VPN mit Zwei-Faktor-AuthentifizierungEinrichten der
Zwei-Faktor-Authentifizierung in ssh (dort wird auch LinOTP verwendet) - dank des Autors. Dort finden Sie auch interessante Informationen zum Konfigurieren von LiOTP-Richtlinien.
Außerdem unterstützen cms vieler Websites die Zwei-Faktor-Authentifizierung (für Wordpress verfügt LinOTP sogar über ein eigenes spezielles Modul für
Github ), wenn Sie beispielsweise einen sicheren Bereich für Unternehmensmitarbeiter auf Ihrer Unternehmenswebsite erstellen möchten.
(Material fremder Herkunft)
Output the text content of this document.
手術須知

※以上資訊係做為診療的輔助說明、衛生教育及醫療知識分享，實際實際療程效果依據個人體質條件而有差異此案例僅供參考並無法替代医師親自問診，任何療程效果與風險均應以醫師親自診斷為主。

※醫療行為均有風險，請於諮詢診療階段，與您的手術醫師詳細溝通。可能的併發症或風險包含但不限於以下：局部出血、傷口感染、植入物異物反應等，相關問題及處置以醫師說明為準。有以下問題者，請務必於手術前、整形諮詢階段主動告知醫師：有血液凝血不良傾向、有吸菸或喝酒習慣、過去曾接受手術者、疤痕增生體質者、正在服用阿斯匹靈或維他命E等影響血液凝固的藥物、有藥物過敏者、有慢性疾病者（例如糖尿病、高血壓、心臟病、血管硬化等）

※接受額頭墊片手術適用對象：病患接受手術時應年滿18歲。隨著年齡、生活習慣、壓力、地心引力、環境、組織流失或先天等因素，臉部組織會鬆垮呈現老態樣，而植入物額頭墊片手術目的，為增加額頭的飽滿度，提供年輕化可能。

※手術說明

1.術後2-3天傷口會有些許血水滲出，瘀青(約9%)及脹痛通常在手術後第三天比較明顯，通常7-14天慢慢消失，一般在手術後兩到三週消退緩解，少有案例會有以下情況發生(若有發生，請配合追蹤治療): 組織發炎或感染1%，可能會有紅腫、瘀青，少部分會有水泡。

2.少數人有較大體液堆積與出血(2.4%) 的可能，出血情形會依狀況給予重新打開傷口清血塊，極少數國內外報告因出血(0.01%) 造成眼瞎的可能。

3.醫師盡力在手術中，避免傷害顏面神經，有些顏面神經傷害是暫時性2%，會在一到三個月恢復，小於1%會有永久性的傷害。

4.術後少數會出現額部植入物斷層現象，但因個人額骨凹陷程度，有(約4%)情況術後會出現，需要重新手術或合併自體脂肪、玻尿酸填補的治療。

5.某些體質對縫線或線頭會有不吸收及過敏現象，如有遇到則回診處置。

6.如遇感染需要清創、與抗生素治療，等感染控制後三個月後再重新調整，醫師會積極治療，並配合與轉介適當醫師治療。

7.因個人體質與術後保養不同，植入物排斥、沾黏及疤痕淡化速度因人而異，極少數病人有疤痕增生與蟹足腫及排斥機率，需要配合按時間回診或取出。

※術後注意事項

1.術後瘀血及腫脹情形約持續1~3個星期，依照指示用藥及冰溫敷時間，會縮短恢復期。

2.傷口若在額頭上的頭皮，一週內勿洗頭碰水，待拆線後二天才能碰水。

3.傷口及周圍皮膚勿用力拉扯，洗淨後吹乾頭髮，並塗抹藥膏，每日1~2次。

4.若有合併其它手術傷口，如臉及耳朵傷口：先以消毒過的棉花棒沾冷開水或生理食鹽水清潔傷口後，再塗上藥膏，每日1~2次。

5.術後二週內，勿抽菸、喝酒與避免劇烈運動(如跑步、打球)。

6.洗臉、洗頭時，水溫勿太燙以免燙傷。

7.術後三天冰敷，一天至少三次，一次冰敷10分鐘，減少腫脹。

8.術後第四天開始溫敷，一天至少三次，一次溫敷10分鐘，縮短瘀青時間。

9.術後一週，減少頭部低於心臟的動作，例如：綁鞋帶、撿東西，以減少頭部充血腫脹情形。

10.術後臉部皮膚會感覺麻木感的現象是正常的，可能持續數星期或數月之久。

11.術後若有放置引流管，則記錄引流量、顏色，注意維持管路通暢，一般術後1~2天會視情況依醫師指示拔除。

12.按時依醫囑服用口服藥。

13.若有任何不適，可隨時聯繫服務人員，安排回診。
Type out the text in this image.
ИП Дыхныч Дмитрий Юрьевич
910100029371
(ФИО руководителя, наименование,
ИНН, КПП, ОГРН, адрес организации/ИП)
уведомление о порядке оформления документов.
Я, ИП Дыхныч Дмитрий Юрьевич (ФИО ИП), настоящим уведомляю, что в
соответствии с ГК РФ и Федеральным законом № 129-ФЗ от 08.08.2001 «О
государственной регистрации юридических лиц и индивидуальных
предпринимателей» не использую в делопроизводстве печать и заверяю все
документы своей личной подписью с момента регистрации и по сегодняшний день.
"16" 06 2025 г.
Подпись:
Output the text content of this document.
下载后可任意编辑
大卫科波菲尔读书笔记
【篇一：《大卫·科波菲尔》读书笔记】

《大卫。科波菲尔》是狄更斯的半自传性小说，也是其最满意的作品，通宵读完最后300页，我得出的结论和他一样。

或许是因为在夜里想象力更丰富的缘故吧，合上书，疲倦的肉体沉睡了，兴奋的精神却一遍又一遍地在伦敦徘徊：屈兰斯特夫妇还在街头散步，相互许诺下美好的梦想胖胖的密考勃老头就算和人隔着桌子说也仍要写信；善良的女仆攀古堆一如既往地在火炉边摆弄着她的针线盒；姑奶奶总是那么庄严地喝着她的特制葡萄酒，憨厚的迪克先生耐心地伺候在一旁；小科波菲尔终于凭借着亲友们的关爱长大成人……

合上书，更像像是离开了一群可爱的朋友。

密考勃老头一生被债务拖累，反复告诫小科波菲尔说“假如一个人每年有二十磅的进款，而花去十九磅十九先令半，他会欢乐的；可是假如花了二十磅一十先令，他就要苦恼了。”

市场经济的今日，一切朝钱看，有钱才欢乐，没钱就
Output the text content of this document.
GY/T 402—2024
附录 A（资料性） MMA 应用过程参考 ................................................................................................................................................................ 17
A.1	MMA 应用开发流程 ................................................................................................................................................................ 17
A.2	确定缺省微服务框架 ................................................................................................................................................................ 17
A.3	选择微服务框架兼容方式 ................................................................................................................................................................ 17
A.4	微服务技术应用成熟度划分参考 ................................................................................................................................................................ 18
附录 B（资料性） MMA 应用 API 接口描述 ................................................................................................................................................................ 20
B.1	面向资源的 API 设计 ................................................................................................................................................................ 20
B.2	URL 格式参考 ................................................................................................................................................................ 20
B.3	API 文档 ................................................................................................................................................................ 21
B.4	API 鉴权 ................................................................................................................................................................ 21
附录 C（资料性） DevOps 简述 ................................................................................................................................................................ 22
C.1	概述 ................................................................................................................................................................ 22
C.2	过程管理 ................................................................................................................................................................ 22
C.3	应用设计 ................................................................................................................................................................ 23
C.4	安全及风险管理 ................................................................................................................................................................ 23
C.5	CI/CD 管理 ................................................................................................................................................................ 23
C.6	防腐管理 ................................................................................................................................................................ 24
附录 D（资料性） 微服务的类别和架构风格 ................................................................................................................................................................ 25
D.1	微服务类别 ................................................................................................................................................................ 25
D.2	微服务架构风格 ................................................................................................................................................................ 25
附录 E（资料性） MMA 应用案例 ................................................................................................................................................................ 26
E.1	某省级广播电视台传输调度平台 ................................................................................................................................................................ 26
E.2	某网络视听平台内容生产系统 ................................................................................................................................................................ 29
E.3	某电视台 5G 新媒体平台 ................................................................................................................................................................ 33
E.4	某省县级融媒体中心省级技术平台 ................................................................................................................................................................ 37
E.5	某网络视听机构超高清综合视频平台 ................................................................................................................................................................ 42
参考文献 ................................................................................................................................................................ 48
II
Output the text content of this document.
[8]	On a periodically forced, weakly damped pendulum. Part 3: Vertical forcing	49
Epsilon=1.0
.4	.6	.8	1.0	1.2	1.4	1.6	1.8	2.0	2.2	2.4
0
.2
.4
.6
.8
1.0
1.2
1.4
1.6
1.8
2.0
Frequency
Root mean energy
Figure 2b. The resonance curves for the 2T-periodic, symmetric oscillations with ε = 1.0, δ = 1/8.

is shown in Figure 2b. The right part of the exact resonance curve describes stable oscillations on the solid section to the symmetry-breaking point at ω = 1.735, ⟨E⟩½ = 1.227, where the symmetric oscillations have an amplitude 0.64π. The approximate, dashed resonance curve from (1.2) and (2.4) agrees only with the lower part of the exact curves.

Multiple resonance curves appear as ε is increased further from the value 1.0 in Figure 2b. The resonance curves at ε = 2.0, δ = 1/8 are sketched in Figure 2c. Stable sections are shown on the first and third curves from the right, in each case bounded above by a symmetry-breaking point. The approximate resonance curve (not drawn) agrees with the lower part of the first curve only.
WICHTIGE FAKT! Aktivieren Sie NICHT das Kontrollkästchen "Google Autenteficator", um Google Authenticator zu verwenden! Der QR-Code kann dann nicht gelesen werden ... (seltsame Tatsache)
Zum Schreiben des Artikels wurden Informationen aus den folgenden Artikeln verwendet:
itnan.ru/post.php?c=1&p=270571www.digitalbears.net/?p=469Vielen Dank an die Autoren.